Slawomir Mrozek
Largo tiempo duró el dominio
del Dictador, hasta que al fin se colmó la medida. Al frente del descontento popular
estaba un joven y ambicioso general, comandante de una guarnición de provincia.
A marchas forzadas llegó a la capital, a la cabeza de los destacamentos bajo su
mando, y cercó el palacio presidencial. Los guardaespaldas del Dictador resistieron
hasta el fin, pero la victoria de la revolución era inevitable. Después de un breve
sitio, los destacamentos sublevados se lanzaron al ataque e irrumpieron en el palacio.
Mientras daban los golpes de gracia a los últimos pretorianos, el General, unos
oficiales y un corresponsal de prensa extranjera se dirigieron al gabinete privado
del Dictador. Era un búnker subterráneo en el centro mismo del palacio, el más secreto
de los lugares secretos, rodeado de leyenda. Nadie, excepto el Dictador, tenía acceso;
se decía que allí se encontraban todo el tesoro del Estado y todos los documentos
importantes concernientes a las políticas interior y exterior.
La puerta blindada
estaba entreabierta. Detrás de un enorme escritorio dorado de caoba, en la silla
imperial, estaba sentado el Dictador, con la frente sobre la tabla. Frente a él,
sobre el escritorio, que fuera de eso estaba completamente vacío, yacían el revólver
y la llave. El búnker no tenía ningún otro mueble, excepto el escritorio y la silla.

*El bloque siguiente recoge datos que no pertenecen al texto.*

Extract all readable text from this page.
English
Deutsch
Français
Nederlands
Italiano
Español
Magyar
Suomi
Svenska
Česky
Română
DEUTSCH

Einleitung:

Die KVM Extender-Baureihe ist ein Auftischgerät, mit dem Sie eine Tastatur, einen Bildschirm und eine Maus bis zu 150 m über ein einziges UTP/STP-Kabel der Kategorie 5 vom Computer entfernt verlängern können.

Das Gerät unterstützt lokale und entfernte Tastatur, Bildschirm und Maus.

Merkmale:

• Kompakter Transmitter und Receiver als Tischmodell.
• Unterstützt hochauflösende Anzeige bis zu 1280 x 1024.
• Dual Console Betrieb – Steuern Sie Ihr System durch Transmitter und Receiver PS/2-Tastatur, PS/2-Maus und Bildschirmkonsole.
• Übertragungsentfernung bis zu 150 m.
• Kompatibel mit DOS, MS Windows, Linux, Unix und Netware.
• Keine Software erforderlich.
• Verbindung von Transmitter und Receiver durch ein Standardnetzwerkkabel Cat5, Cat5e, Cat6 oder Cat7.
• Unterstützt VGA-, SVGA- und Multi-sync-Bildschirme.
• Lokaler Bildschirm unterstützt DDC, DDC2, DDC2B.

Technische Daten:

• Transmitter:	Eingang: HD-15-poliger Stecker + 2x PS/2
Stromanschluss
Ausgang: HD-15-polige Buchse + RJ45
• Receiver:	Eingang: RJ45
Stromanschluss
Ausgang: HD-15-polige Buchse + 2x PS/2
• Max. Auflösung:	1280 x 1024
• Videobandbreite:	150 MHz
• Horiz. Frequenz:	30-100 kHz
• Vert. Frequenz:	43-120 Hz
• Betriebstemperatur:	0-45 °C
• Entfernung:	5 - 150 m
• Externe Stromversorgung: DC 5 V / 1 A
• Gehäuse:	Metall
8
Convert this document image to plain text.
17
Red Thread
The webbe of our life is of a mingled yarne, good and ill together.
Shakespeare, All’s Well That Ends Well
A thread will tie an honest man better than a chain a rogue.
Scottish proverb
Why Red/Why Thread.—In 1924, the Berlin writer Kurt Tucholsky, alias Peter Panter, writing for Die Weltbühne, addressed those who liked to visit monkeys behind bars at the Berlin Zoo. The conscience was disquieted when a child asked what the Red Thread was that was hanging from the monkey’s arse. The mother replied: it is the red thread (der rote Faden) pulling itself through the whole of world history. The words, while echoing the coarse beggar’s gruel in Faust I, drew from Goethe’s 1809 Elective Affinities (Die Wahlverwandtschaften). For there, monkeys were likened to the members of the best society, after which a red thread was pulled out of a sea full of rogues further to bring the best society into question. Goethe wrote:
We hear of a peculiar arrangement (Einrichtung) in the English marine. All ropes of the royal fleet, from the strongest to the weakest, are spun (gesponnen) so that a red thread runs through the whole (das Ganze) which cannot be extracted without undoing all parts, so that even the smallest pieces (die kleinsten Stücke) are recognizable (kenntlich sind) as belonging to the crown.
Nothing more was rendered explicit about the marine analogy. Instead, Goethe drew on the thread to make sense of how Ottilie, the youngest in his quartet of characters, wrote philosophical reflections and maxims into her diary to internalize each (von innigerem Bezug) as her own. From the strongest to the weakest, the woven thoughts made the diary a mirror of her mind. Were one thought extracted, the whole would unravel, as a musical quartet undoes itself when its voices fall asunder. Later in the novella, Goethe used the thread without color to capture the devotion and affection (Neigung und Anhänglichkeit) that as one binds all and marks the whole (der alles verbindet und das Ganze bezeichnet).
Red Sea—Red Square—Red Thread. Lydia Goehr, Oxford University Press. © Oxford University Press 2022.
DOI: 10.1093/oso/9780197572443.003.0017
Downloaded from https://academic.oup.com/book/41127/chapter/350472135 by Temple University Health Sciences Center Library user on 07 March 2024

En cambio, desde el suelo hasta el techo, estaba repleto de cajas de cartón. Rompieron
con bayonetas la primera, al azar, y después, cada vez más impacientes, las siguientes,
una tras otra, hasta la última. Pero todas contenían lo mismo: el pequeño Ratón
Miguelito de plástico de pacotilla, en una enorme cantidad de ejemplares, montones,
avalanchas y aludes del Ratón Miguelito cayeron de las cajas de cartón y los rodearon
por todos lados, hasta las rodillas.
–¡Es una revelación!
–gritó el corresponsal extranjero–. En seguida telegrafiaré: “Un descubrimiento
sensacional en el palacio del Presidente”. O no, tengo un título mejor: “¡El secreto
del poder revelado!”
–Me parece que
no lo hará –dijo el General, y él mismo le pegó un tiro al corresponsal. Después
tomó la llave de la mesa, salió del lugar con sus guardias, cerró la puerta exterior
y guardó la llave en el bolsillo. Luego dio órdenes de que fusilaran a los guardias
de inmediato, antes de que pudieran decirle nada a nadie.
La alegría por
la caída del Dictador era total. El General, proclamado por unanimidad Presidente
de la República, empezó a gobernar. La libre prensa, renacida bajo su culto mecenazgo,
anunciaba el florecimiento del estado renovado, la llegada de la era del bienestar
y de la creciente importancia de la nación en la escena internacional. La garantía
del éxito eran las enormes riquezas y los documentos de extraordinaria importancia
encontrados en el palacio presidencial. Además, ahora iban a servir no a una dictadura
egoísta, sino al pueblo y a los intereses de toda la nación.